Thank You for Taking Care of Our Boy Banri (ウチの万李がお世話になります, Uchi no Banri ga Osewa ni Narimasu) is a Japanese manga series written and illustrated by Chitose Kaido. It was originally published as one-shot in Hakusensha's shōjo manga magazine LaLa in September 2023. It later began serialization in the same magazine in February 2024.

==Synopsis==
Nanase has just been given an offer to be a temporary manager of her favorite idol, Banri Narita, by her older sister. Nanase accepts and is initially excited to work with Banri, until she sees his true nature. Feeling like quitting, Nanase catches a glimpse of Banri performing, and suddenly changes her mind.

==Characters==
- Banri Narita (成田万李, Narita Banri)

==Media==
===Manga===
Written and illustrated by Chitose Kaido, Thank You for Taking Care of Our Boy Banri was originally published as a one-shot in Hakusensha's shōjo manga magazine LaLa on September 22, 2023. It later began serialization in the same magazine on February 24, 2024. Its chapters have been compiled into five tankōbon volumes as of June 2026.

In December 2025, Yen Press announced that they had licensed the series for English publication beginning in June 2026.

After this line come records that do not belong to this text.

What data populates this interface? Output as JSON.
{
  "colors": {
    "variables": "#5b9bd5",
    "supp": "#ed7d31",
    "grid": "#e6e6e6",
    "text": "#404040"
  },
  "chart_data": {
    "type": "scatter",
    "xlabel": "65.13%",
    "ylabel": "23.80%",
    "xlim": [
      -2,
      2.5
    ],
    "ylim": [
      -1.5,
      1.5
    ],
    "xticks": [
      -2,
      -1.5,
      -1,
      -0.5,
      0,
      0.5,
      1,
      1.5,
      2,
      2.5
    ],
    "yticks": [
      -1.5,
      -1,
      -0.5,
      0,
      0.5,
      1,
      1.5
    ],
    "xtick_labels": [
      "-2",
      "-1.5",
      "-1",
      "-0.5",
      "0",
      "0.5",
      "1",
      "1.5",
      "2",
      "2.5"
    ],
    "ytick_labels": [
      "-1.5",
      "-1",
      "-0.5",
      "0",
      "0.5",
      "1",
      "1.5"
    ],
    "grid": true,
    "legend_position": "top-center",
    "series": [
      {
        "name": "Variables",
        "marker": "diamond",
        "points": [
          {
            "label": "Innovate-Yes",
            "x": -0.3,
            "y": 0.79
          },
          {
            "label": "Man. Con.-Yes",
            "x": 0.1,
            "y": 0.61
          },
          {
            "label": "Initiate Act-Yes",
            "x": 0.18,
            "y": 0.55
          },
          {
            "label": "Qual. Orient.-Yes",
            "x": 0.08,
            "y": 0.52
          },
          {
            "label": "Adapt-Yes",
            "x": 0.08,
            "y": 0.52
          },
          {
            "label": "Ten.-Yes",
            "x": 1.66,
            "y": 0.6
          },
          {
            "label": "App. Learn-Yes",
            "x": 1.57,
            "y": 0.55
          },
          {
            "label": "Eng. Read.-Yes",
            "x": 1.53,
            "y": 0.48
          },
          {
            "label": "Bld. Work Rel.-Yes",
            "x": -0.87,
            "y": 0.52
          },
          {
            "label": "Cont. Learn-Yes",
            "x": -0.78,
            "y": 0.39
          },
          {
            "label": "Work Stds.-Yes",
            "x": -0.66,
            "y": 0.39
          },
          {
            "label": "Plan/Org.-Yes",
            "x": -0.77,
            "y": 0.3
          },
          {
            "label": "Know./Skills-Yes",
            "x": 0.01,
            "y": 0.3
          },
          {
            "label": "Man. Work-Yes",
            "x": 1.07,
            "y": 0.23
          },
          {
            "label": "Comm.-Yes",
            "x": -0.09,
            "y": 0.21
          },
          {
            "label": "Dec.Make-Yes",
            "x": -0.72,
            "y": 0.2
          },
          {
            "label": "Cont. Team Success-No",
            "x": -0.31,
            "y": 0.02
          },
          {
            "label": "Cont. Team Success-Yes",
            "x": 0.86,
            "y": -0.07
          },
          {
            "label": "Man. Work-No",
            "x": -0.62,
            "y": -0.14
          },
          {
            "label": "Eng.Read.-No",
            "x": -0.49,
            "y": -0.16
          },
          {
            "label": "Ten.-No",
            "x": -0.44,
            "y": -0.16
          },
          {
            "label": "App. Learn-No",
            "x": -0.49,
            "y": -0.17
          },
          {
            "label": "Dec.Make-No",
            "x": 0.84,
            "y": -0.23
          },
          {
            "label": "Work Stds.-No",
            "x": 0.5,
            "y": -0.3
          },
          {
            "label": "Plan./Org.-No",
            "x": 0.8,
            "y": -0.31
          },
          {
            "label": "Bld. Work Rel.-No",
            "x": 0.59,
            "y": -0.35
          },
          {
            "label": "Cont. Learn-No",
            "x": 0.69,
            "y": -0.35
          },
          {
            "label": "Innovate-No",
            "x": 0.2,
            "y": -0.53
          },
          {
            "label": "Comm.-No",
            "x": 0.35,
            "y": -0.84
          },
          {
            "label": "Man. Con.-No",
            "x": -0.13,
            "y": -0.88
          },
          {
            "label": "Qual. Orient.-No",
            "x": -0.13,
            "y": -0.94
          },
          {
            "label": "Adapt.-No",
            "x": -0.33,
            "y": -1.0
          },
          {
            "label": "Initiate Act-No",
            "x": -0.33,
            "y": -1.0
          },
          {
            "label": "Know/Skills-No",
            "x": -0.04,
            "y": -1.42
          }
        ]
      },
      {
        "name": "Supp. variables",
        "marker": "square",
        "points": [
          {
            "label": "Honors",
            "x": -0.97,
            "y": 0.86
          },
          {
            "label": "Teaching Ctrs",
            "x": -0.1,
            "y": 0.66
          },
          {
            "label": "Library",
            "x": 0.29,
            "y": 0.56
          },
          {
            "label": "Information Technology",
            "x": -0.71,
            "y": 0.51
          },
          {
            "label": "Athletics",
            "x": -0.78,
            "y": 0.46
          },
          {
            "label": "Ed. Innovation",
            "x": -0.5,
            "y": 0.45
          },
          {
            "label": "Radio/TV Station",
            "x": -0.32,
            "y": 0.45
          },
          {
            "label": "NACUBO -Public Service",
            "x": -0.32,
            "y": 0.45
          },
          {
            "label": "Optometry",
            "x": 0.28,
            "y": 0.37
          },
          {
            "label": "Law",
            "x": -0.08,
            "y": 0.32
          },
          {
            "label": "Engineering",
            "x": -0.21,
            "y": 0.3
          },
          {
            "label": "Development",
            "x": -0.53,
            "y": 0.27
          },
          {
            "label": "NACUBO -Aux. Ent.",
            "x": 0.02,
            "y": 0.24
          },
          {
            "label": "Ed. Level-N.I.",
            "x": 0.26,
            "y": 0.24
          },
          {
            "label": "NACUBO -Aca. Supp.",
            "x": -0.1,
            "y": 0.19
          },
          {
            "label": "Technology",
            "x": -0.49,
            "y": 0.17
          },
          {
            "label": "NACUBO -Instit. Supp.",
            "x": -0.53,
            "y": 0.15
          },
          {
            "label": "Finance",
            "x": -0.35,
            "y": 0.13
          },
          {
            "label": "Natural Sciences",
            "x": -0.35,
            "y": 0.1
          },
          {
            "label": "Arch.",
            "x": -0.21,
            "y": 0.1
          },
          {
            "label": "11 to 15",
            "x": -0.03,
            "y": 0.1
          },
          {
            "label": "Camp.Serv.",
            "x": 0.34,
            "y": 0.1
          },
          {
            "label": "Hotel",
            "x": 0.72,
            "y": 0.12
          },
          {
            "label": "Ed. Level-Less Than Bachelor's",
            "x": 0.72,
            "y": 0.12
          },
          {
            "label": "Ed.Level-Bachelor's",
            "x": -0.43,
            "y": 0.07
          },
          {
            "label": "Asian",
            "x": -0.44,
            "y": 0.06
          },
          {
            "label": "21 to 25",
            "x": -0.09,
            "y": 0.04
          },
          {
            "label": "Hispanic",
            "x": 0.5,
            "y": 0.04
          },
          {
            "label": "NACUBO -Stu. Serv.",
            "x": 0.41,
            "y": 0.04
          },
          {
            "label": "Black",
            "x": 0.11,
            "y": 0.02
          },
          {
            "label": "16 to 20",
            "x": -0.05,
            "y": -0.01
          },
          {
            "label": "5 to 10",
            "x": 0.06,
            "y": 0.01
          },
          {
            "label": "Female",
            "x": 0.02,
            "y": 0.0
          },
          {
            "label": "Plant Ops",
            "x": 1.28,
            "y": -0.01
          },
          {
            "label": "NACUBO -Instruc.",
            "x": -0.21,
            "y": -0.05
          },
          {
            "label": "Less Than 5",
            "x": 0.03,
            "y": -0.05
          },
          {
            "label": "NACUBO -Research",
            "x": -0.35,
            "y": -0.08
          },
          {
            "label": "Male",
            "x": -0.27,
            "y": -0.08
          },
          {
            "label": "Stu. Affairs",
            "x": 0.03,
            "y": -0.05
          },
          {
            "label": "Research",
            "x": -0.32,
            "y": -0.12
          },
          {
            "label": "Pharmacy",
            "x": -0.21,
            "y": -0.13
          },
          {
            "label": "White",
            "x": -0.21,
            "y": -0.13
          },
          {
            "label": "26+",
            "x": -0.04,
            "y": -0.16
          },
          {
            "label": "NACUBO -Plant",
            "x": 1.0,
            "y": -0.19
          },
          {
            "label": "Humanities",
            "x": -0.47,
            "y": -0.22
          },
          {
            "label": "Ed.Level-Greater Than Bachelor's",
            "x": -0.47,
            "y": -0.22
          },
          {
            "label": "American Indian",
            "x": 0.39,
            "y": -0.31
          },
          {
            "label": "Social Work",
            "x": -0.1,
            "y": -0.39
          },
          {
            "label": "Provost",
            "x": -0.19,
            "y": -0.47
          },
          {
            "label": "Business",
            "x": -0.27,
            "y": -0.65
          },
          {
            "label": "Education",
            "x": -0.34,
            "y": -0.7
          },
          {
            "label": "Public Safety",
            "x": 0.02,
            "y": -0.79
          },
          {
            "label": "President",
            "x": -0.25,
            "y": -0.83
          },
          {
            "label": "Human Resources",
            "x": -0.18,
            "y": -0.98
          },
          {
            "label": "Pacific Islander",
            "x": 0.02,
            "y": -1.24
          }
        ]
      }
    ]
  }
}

| No. | Original release date | Original ISBN | North American release date | North American ISBN |
| 1 | July 5, 2024 | 978-4-592-23031-1 | June 23, 2026 | 979-8-8554-1817-0 |
| Chapters 0–3; |
| 2 | January 4, 2025 | 978-4-592-23050-2 | — | — |
| 3 | July 4, 2025 | 978-4-592-23079-3 | — | — |
| 4 | January 5, 2026 | 978-4-592-23111-0 | — | — |
| 5 | June 5, 2026 | 978-4-592-23136-3 | — | — |

===Other===
In commemoration of the release of the series' second volume, a voice comic promotional video was uploaded to Hakusensha's Hakusen Anime Channel on January 4, 2025. The video featured vocal performances from Yuma Uchida as Banri Narita.

==Reception==
The series was ranked fourth in the Nationwide Publishers Recommended Comics of 2025 list. The series was nominated for the twelfth Next Manga Award in 2026 in the print category.